At first, I made a mistake and used a different type of dish which cannot fit in the heating stage adaptor, and the readings were really unstable.

Fourth point – measurements.

Even if your fluorescence is low, FCS can detect it and gain very useful data. The data that is gathered is, for instance,  on the Intensity of the field and Brightness of the protein. The Intensity tells you how many photons are emitted in your field for a set time differential (e.g. 50 microsecond). The Brightness is a measure of the photon emission of a single particle that moves through your field. for instance, if you have Intensity of 100, if could be due to 100 particles with Brightness of 1, or 50 particles with brightness of 2.

If you know that your protein is fused to only a single GFP, but you get twice the Brightness of a single GFP, it could mean that your protein travels as a dimer. That is very important conclusion that can be derived from these experiments.

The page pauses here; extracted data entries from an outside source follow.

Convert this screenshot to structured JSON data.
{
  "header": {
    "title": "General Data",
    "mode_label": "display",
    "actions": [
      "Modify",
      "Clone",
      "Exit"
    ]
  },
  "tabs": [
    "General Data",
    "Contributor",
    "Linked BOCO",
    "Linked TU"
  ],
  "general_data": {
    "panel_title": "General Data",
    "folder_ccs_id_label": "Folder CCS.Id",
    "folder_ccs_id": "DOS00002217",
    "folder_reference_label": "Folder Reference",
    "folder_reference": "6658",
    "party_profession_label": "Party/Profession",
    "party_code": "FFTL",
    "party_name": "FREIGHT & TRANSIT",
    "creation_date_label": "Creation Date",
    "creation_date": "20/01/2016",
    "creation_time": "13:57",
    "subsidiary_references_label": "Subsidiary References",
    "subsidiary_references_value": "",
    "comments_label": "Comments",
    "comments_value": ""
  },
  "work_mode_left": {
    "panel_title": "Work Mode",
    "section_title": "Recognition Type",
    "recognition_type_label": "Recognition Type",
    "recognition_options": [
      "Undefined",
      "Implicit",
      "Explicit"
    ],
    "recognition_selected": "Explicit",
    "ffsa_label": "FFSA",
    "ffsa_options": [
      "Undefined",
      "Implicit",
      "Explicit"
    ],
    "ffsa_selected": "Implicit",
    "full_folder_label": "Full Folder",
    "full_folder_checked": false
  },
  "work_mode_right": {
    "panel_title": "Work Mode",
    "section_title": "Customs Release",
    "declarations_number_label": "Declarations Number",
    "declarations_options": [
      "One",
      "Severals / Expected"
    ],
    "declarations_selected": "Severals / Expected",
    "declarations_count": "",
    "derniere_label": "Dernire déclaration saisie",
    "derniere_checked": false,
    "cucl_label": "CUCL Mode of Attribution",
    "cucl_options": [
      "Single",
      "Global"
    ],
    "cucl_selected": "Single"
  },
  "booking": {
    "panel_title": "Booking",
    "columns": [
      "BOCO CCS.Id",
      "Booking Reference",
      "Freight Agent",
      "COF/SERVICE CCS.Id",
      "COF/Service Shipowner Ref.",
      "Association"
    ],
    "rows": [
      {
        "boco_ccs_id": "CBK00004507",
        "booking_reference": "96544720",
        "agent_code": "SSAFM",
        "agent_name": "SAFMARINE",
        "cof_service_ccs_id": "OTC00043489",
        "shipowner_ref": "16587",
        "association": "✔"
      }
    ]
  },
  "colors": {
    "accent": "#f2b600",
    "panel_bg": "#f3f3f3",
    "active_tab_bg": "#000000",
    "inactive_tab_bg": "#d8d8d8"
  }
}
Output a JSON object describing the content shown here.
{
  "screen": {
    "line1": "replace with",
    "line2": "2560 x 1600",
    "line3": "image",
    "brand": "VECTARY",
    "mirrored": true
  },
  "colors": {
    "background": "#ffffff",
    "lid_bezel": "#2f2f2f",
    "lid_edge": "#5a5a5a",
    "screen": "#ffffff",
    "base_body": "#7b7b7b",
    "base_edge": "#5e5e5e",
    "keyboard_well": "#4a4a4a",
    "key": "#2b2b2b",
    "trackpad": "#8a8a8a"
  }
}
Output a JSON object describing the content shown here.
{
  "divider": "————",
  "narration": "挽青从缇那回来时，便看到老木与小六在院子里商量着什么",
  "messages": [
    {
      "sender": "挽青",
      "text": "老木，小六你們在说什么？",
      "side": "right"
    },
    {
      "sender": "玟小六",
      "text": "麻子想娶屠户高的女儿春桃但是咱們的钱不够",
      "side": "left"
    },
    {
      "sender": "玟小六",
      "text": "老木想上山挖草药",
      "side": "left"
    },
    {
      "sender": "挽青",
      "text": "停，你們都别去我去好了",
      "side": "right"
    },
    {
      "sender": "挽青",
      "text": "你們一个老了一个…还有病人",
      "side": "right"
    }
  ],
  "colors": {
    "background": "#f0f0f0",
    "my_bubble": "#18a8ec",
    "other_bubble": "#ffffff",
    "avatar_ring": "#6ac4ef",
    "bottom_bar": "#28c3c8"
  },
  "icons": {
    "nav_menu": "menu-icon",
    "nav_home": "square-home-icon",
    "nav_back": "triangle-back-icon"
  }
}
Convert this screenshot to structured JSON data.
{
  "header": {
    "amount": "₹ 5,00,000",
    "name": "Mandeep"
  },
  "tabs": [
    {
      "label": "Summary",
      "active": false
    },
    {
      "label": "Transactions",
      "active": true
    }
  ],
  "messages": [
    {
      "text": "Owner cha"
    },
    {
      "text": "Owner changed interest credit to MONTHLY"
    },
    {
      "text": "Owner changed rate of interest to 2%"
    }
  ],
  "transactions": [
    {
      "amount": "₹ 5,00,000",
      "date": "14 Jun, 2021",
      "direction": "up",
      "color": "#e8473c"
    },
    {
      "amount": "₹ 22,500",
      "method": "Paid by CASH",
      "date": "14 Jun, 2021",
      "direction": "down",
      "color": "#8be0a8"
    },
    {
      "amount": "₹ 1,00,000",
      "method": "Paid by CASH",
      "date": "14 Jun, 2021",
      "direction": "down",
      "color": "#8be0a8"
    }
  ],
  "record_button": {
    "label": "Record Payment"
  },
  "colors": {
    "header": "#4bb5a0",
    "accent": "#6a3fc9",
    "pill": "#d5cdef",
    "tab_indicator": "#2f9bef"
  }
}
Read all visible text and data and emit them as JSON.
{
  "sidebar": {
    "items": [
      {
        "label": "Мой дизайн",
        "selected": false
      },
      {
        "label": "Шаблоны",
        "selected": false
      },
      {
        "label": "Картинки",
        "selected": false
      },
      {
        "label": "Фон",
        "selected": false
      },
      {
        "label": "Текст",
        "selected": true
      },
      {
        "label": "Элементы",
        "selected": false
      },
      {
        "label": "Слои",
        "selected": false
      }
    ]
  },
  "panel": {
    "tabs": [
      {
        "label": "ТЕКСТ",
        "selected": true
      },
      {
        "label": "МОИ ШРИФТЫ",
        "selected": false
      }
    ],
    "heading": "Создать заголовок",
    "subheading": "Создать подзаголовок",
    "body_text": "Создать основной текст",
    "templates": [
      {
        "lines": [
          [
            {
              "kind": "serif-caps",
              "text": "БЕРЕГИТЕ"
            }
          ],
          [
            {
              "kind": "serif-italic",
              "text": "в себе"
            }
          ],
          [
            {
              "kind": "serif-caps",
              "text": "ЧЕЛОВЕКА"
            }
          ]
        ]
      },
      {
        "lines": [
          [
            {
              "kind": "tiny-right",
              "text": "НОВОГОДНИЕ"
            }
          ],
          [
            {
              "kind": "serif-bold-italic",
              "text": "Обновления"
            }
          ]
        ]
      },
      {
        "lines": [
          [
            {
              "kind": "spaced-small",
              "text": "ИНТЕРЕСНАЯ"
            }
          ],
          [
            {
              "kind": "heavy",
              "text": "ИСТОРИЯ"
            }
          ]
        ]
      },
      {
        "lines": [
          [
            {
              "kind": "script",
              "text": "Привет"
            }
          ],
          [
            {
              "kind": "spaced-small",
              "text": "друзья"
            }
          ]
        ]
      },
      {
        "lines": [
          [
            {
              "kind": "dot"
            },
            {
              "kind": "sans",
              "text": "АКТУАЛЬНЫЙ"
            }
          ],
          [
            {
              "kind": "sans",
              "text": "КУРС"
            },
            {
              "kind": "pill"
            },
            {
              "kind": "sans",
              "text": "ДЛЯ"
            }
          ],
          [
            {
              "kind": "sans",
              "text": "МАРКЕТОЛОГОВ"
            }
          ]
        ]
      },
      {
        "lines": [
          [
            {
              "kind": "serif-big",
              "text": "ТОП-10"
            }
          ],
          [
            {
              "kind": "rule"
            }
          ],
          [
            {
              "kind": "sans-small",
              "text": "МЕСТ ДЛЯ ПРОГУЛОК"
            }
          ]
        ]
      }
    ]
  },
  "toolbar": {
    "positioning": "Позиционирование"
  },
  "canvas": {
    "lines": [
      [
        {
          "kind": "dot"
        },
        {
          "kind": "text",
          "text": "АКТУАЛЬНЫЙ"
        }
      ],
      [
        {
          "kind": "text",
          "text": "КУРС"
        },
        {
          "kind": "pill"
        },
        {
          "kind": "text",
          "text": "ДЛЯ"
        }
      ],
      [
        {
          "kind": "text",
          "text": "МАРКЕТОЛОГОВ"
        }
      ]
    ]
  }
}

A different kind of data is the autocorrelation which we briefly touched in the previous post. This data can tell us how fast the particles are traveling through the field of measurement. A free protein would move much faster than a protein bound to a large complex (say, mRNP). It is also possible to determine the percentage of bound/unbound proteins.

A third type of information that you can measure by FCS is concentration of your particle. Based on the Intensity, brightness and mobility, one can calculate the concentration of the particle in the field. This could be useful, for instance in comparing cytoplasmic vs. nuclear concentrations, particularly if you wish to compare mutants of your protein.

Last point –

It was exhausting but interesting. I’m am still far from being an expert, but its a start. We analyzed the data for only a few measurements, but this was just to get an general idea of the expected results. We still need to systematically analyze all the data. When I have that, I may write about it here. Show some real data.